In 1923 he wrote his major work The New Geology , a 726-page textbook that contained a large number of arguments which, in his opinion, refuted Darwin's theory of evolution . Several of these arguments are still popular in creationist circles today.

One of its main arguments is that the theory of evolution is based on erroneous dating. Price suggested that fossils were dated according to the age of the geological layers in which they were found, and that the rock layers were in turn given their ages according to the fossils they contained. Price believed that all evolutionary arguments based on the ancient age of fossils were deceptive and that they were circular . Price suggested that all fossils were the same age and that they were deposited in the Flood .

The influence of his ideas

Price's defense of creation science and his attacks on evolution first came to prominence in 1925 when William Jennings Bryan used his hypotheses and arguments in the famous Scopes ("Monkey Trial ") trial .
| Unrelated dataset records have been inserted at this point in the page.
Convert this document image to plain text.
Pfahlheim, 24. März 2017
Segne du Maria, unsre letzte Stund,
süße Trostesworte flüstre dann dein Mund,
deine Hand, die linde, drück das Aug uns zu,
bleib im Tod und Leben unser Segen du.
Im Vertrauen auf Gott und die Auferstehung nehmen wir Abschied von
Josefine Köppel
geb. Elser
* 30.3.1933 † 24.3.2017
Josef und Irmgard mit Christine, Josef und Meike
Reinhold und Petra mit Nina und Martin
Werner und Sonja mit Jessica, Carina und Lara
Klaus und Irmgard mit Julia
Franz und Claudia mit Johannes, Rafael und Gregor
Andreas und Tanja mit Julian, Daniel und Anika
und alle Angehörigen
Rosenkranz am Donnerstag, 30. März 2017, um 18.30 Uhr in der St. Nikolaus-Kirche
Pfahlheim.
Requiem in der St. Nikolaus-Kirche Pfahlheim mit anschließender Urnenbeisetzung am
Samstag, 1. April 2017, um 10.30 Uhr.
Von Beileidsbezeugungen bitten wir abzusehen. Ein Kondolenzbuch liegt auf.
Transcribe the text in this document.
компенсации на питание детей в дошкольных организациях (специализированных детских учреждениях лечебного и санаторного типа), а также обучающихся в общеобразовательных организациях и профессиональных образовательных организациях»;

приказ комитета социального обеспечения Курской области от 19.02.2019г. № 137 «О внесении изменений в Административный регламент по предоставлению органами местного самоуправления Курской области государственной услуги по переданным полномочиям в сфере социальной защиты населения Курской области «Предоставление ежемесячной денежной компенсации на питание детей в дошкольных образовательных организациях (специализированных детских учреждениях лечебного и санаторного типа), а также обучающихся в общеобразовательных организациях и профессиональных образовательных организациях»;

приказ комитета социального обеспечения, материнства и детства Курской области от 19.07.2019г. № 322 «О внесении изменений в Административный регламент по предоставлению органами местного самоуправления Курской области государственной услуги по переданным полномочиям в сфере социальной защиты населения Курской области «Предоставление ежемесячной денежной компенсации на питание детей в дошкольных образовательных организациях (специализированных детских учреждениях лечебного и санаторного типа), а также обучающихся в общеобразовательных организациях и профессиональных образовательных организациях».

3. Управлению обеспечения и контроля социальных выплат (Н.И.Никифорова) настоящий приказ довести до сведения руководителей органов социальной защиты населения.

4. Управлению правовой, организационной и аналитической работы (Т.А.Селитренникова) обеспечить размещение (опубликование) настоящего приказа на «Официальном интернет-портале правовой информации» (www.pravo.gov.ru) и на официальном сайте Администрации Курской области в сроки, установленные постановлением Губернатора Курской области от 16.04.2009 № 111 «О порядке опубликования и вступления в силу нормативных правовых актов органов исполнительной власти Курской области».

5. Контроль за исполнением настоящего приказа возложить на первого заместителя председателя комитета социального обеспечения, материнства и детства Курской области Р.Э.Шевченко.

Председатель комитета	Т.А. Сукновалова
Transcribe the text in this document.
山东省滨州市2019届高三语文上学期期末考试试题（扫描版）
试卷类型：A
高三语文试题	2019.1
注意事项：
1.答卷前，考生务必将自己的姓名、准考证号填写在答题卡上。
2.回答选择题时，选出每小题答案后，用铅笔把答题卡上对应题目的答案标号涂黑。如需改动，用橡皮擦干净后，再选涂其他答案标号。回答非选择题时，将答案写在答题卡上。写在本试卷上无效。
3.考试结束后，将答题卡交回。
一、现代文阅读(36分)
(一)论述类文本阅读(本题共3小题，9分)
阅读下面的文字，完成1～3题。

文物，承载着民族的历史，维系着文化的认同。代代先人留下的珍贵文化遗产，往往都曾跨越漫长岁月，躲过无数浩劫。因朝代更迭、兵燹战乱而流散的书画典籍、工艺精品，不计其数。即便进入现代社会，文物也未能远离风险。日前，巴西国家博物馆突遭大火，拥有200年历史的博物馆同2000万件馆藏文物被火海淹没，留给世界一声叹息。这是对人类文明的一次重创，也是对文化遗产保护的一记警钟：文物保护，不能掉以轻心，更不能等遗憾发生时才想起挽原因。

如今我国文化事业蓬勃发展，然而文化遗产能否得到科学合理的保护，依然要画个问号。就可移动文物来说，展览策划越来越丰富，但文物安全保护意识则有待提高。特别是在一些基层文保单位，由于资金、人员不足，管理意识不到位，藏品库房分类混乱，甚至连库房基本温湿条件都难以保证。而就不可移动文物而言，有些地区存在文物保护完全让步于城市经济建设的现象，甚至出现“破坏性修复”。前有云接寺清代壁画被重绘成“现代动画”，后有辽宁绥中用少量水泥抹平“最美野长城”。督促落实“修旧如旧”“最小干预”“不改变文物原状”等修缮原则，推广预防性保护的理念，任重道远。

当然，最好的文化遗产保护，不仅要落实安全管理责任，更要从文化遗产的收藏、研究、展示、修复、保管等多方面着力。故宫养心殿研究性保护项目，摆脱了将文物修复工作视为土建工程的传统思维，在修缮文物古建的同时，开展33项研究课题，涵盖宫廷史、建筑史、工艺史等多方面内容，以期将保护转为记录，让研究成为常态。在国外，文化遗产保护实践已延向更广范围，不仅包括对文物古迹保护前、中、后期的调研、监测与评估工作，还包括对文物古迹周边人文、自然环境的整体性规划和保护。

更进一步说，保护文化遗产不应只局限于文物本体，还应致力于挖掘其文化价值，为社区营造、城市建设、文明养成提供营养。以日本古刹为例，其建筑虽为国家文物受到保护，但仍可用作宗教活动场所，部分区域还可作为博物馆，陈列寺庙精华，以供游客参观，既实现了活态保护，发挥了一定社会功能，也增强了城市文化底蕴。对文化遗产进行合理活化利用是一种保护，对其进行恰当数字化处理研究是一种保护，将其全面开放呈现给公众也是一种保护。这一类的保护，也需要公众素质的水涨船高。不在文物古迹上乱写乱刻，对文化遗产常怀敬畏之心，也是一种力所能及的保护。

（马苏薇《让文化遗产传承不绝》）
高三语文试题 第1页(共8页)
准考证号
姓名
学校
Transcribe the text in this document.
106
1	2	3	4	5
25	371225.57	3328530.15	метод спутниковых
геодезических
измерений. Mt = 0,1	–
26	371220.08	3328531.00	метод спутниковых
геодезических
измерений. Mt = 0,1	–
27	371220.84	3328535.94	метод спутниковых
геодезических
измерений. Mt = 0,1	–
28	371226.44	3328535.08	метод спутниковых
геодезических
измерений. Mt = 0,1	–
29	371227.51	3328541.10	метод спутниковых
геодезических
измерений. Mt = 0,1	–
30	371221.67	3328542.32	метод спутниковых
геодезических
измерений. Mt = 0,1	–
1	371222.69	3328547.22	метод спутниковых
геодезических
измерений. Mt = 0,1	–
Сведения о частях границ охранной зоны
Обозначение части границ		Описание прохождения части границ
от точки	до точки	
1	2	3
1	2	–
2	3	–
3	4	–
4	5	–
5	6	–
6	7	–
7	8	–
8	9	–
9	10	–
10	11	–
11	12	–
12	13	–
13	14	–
His ideas were then taken up by Henry M. Morris and John Whitcomb in their book The Genesis Flood in the 1960s . This book had a formative influence on the development of creationist " creation science ". The science journalist and skeptic Martin Gardner described it as "the most significant attack on evolution since the Scopes process".

Fonts

literature

  • Martin Gardner: George McCready Price. The New Age: Notes of a Fringe-Watcher . Prometheus Books, Buffalo NY 1991.
  • RL Numbers: The Creationists: The Evolution of Scientific Creationism . University of California Press, 1992.
  • Harold W. Clark: Crusader for Creation, the Life and Work of George McCready Price . Pacific Press Publishing Company, 1966.